While carrying out the operation
You’ll discuss the method for sedating you before the operation. Patients get both general anaesthetic and a nerve block. You’ll fall asleep throughout the procedure. Your shoulder will go numb due to the nerve block, allowing pain management to continue even after you come from the general anaesthetic.
After completion of the operation
Following surgery, you need to spend some time in the recovery area. The patient will have an X-ray examination. If instructed otherwise, you should refrain from moving your shoulder.
How exactly does one get a shoulder replacement?
During a conventional shoulder replacement procedure, the damaged humeral head is removed, and a metal ball is implanted in its place. At the same time, a cup made of smooth plastic is inserted into the glenoid cavity, which serves as the joint socket.

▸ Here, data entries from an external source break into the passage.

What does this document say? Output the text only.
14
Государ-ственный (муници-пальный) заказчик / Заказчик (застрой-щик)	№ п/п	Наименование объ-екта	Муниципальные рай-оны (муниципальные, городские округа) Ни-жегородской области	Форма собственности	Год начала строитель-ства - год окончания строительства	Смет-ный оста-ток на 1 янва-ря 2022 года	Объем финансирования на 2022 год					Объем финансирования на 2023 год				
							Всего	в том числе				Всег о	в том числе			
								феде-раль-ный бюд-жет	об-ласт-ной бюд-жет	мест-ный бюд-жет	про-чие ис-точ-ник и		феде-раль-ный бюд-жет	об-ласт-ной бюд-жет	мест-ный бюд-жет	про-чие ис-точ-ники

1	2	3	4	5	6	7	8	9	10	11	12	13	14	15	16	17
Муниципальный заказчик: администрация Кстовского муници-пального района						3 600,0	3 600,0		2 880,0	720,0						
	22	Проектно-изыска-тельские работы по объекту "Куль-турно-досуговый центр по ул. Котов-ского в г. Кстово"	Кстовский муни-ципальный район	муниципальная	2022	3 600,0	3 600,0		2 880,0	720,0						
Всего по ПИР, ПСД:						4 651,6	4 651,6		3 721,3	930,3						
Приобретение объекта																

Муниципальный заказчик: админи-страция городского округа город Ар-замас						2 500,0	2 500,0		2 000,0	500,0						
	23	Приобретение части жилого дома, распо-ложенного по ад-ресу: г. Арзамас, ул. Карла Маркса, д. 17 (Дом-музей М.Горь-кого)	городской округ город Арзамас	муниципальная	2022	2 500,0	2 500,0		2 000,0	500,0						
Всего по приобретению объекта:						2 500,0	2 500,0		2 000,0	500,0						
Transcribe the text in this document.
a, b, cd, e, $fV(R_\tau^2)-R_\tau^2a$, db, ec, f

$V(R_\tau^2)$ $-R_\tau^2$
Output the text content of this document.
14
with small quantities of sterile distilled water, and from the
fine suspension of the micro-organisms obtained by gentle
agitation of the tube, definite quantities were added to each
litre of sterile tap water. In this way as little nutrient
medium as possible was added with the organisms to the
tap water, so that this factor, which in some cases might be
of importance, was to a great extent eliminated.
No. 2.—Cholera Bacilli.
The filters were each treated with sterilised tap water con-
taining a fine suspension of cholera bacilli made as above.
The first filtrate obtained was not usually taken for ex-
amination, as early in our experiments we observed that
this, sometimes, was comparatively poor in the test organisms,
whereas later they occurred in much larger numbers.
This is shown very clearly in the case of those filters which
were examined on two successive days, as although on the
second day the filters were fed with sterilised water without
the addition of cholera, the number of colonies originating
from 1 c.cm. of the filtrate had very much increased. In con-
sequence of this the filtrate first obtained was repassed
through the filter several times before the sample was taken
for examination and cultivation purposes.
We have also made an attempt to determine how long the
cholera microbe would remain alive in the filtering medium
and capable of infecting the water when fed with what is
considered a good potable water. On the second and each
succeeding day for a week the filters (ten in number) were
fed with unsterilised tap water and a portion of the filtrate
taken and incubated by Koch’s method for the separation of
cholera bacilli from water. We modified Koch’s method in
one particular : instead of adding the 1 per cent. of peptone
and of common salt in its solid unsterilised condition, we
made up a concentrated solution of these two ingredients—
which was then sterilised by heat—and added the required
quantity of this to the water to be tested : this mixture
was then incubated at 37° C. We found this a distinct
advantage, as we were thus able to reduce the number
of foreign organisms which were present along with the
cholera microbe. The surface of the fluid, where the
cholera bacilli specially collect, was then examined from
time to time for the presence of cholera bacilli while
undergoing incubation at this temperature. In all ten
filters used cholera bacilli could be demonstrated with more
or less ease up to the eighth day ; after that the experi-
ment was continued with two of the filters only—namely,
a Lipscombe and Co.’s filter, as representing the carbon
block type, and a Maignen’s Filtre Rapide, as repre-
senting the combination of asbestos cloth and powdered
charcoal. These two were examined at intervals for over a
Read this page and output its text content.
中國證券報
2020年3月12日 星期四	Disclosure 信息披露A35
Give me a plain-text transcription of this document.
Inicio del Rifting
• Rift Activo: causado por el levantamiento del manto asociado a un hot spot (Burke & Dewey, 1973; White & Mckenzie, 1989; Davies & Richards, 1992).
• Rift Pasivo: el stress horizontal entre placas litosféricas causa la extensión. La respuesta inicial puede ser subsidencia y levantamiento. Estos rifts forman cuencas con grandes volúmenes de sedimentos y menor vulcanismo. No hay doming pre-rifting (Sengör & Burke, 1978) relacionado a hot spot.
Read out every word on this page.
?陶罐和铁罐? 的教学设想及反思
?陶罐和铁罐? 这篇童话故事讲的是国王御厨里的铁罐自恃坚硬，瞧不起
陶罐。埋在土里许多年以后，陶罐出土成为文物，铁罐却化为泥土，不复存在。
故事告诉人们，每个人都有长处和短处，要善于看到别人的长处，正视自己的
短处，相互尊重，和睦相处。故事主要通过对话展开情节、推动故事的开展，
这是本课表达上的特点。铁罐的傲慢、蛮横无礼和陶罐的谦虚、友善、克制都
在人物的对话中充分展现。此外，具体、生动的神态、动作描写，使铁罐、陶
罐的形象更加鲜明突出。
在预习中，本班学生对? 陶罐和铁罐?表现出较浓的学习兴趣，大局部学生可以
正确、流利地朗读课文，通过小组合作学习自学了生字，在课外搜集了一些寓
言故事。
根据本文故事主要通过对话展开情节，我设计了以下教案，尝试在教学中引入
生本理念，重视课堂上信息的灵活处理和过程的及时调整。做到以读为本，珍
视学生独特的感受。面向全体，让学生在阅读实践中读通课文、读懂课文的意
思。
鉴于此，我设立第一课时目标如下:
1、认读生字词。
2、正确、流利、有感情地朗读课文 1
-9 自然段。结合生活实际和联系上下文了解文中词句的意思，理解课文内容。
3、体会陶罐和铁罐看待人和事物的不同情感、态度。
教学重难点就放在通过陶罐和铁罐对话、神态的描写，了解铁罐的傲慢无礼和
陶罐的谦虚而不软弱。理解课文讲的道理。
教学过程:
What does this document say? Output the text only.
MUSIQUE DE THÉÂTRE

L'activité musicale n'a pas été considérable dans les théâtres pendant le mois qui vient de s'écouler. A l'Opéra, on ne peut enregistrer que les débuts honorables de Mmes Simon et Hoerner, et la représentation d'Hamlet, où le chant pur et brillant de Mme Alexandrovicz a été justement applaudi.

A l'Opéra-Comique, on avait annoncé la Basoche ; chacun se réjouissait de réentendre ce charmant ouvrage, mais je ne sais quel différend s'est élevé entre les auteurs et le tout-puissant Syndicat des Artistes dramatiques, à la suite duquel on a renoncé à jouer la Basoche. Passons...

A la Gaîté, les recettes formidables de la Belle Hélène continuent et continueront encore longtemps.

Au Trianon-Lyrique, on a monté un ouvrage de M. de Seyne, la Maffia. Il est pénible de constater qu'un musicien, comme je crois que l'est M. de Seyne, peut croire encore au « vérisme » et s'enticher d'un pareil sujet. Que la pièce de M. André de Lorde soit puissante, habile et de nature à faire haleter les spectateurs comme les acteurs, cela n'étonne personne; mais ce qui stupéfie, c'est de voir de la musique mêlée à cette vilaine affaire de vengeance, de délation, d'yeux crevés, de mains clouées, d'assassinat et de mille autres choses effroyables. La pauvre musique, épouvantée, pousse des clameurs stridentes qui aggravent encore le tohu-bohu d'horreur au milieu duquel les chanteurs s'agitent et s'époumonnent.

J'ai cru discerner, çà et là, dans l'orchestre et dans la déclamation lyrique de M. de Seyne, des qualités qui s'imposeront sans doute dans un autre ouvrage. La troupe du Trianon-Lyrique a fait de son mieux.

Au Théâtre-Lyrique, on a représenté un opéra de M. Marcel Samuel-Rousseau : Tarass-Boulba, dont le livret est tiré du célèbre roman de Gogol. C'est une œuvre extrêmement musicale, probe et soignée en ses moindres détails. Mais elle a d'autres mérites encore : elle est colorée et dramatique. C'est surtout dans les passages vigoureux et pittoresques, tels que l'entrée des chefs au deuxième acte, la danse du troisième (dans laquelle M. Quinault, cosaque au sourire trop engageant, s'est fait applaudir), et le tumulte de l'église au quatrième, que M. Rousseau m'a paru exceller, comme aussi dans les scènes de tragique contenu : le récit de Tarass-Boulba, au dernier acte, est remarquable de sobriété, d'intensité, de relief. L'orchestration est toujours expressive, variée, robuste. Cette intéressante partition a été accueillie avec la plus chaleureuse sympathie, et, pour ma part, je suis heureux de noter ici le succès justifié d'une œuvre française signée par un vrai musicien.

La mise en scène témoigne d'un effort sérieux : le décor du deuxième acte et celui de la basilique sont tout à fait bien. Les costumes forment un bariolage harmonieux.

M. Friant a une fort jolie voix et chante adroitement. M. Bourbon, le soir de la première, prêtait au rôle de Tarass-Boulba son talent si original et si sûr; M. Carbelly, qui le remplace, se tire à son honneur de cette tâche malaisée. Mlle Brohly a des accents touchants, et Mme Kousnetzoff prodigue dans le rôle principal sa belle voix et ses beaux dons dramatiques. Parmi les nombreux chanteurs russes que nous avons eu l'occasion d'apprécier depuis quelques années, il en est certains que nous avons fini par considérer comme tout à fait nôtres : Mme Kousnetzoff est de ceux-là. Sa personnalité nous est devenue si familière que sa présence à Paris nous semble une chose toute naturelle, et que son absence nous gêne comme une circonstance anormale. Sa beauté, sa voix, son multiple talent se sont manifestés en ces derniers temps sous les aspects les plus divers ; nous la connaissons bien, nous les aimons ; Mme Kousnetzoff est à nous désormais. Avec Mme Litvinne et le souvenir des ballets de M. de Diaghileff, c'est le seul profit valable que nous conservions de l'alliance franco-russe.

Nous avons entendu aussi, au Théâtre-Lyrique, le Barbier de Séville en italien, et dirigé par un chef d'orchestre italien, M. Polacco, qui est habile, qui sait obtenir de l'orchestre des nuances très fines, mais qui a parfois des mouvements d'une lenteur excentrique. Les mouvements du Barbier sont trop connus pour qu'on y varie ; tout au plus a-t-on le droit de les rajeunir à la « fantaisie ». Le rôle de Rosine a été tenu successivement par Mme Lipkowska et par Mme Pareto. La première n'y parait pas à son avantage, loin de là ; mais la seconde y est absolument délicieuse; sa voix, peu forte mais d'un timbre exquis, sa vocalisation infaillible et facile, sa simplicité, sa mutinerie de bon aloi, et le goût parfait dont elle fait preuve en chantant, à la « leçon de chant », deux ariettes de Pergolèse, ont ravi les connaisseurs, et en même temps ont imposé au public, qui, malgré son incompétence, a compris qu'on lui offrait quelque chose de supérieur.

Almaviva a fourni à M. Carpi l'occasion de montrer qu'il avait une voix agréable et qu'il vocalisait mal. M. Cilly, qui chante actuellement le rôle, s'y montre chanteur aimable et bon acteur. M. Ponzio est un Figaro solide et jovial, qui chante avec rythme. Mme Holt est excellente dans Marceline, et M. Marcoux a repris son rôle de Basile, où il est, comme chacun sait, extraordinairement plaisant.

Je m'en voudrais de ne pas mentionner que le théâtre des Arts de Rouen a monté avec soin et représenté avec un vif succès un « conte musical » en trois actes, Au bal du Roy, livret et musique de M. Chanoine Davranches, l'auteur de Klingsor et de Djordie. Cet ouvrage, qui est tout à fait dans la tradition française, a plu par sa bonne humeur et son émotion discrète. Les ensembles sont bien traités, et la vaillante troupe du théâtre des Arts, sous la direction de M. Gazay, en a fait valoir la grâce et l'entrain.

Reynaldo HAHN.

Instead of the more conventional metal-on-metal implant procedure, this metal-on-plastic implant method is used in almost all shoulder replacement surgeries in the modern era. Some patients, such as those who have sustained significant fractures to the humeral head of the shoulder, may be candidates for a partial shoulder replacement, also known as hemi replacement. Simply changing out the ball component is required to complete this procedure.
The length of recovery differs from person to person and is determined by the procedure. Following surgery, you should use your arm for waist-level or below task. You can slowly dress up and eat during the first week. Take your time and drive carefully.
Joint replacement surgery is a process that is both safe and successful in relieving pain and assisting patients in returning to their normal activities.
Continuous attempts to design and create novel shoulder replacements that are superior to those now available can be carried out using less intrusive surgical procedures.
In addition, researchers are gathering information to establish which individuals are the most suitable candidates for each of the several types of shoulder replacement surgery.